Our next door neighbor’s daughter helped keep the magic alive that last year. The Christmas before she went to the American Girl store in December and Saige, the doll of the year, was sold out. Yet Santa left Saige for her under the Christmas tree. She told my girls that Santa had to be real because how else would she have received Saige? Of course it never occurred to her or to my two that her mother ordered the doll well before Christmas.
There are many letters on the Internet that answer the “is Santa real?” question in a way that preserves the magic of Christmas. Of course the original “Yes, Virginia, there is a Santa Claus” letter could never be topped; but last year I found a letter that I loved, adapted it for my daughters, printed it out, and carried two around in a Ziplock bag in my purse the entire month of December. But they never asked.

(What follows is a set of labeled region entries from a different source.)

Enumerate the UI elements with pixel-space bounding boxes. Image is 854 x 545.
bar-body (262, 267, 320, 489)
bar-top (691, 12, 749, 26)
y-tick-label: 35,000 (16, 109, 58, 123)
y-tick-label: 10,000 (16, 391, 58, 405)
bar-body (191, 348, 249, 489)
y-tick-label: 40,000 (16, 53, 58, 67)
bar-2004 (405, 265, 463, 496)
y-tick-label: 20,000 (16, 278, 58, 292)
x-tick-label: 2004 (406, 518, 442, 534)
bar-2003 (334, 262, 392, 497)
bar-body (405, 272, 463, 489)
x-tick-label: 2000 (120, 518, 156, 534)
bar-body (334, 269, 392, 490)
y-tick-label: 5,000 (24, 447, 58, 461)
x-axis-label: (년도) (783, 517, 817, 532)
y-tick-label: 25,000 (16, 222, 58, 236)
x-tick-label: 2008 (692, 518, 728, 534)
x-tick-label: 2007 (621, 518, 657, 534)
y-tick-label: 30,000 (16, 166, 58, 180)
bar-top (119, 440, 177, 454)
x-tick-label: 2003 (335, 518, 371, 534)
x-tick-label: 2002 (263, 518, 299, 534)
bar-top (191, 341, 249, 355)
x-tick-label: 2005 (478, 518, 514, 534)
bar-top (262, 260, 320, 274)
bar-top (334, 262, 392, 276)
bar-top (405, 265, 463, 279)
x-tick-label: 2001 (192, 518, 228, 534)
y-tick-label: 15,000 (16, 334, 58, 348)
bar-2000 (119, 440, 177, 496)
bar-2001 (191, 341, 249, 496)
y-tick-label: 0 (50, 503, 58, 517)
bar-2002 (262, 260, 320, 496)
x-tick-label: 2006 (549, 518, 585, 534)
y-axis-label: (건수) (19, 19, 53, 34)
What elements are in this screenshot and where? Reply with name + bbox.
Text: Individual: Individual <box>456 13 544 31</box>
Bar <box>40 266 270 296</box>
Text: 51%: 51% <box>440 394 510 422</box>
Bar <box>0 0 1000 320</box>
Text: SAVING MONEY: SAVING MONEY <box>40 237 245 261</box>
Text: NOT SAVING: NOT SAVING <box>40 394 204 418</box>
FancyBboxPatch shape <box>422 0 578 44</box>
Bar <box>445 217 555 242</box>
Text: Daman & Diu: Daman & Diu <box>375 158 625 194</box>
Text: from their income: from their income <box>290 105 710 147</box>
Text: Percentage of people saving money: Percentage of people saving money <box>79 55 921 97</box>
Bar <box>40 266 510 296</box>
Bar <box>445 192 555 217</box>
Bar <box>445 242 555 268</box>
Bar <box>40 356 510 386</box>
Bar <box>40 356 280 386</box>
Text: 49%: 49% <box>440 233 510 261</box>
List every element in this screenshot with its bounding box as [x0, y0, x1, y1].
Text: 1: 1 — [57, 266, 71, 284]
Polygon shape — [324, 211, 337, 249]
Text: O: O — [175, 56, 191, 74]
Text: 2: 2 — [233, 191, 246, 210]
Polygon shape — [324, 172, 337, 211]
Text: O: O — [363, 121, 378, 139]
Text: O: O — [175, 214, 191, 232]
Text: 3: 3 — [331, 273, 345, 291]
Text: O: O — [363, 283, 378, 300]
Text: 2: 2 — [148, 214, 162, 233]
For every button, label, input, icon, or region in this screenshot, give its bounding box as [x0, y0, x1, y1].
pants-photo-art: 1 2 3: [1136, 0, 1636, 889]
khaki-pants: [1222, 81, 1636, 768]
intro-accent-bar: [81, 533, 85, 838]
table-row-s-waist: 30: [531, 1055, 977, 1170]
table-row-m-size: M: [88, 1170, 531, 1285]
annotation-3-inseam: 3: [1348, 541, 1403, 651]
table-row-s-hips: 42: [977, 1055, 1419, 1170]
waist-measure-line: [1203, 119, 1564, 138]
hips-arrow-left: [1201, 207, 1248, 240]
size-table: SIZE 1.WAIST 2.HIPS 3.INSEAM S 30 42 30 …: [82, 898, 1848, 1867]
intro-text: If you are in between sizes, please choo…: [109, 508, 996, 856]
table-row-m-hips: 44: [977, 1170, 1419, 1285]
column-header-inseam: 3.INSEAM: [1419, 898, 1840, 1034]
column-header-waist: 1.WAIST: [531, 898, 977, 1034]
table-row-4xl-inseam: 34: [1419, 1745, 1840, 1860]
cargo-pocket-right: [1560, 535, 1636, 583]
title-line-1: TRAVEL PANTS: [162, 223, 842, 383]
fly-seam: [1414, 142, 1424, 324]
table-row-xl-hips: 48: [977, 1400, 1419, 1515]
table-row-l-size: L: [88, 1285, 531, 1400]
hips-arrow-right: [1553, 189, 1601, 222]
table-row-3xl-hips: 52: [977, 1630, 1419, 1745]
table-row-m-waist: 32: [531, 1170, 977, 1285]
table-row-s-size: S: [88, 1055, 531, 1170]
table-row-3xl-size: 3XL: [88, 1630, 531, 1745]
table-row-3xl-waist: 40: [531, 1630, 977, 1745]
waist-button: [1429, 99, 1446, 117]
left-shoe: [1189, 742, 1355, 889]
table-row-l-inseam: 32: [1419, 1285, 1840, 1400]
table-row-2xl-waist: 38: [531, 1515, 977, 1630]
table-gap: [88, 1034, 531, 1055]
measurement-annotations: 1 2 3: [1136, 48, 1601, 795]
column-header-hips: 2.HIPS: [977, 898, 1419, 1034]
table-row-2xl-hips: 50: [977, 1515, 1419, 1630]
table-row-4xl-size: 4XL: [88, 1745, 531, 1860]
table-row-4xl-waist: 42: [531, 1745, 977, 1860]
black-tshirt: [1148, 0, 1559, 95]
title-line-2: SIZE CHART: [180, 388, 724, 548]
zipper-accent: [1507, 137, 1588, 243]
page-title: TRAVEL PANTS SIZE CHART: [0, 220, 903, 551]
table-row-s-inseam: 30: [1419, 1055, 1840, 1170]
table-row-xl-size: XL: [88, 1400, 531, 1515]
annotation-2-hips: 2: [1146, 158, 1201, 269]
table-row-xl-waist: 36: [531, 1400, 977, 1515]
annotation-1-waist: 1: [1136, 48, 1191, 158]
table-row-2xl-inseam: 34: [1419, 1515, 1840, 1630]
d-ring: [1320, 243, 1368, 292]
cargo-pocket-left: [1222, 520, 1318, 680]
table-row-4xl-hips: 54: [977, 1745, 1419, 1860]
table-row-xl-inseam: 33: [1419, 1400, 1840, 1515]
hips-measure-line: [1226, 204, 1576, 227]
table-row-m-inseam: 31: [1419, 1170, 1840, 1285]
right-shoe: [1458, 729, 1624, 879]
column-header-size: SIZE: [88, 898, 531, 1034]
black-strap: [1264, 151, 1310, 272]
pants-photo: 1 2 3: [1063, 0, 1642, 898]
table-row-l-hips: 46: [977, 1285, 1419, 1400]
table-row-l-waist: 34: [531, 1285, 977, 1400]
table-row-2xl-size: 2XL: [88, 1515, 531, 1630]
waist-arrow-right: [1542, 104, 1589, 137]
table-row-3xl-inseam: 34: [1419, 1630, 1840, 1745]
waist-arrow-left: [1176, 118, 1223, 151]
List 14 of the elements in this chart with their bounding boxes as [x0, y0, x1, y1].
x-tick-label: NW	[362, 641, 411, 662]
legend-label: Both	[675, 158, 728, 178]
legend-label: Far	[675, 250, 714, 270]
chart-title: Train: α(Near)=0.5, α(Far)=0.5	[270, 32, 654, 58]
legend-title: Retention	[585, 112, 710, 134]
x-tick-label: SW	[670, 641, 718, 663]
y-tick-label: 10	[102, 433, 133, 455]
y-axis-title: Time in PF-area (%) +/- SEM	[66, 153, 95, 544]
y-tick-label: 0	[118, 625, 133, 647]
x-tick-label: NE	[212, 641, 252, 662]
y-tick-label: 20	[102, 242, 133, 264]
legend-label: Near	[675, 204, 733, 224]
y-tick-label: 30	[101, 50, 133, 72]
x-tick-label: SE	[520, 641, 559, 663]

On Christmas Eve I asked if they wanted to make cookies for Santa and put out sugar cubes and carrots for the reindeer as we’ve done every year. They exchanged knowing glances and said “sure” and then added “but please don’t put the photos on Facebook.” At that moment, I knew that they knew the truth. But more importantly, I knew that my sweet daughters did not want to ruin the magic of Christmas for me. They already understood the message that the unopened letters in my purse conveyed:
Santa is bigger than any person, and his work has gone on longer than any of us have lived. What he does is simple, but it is powerful. He teaches children how to believe in something they can’t see or touch. Santa is love and magic and hope and happiness.*
Do your kids still believe in Santa?
*From a letter penned by Martha Brockenbrough to her daughter Lucy in 2009.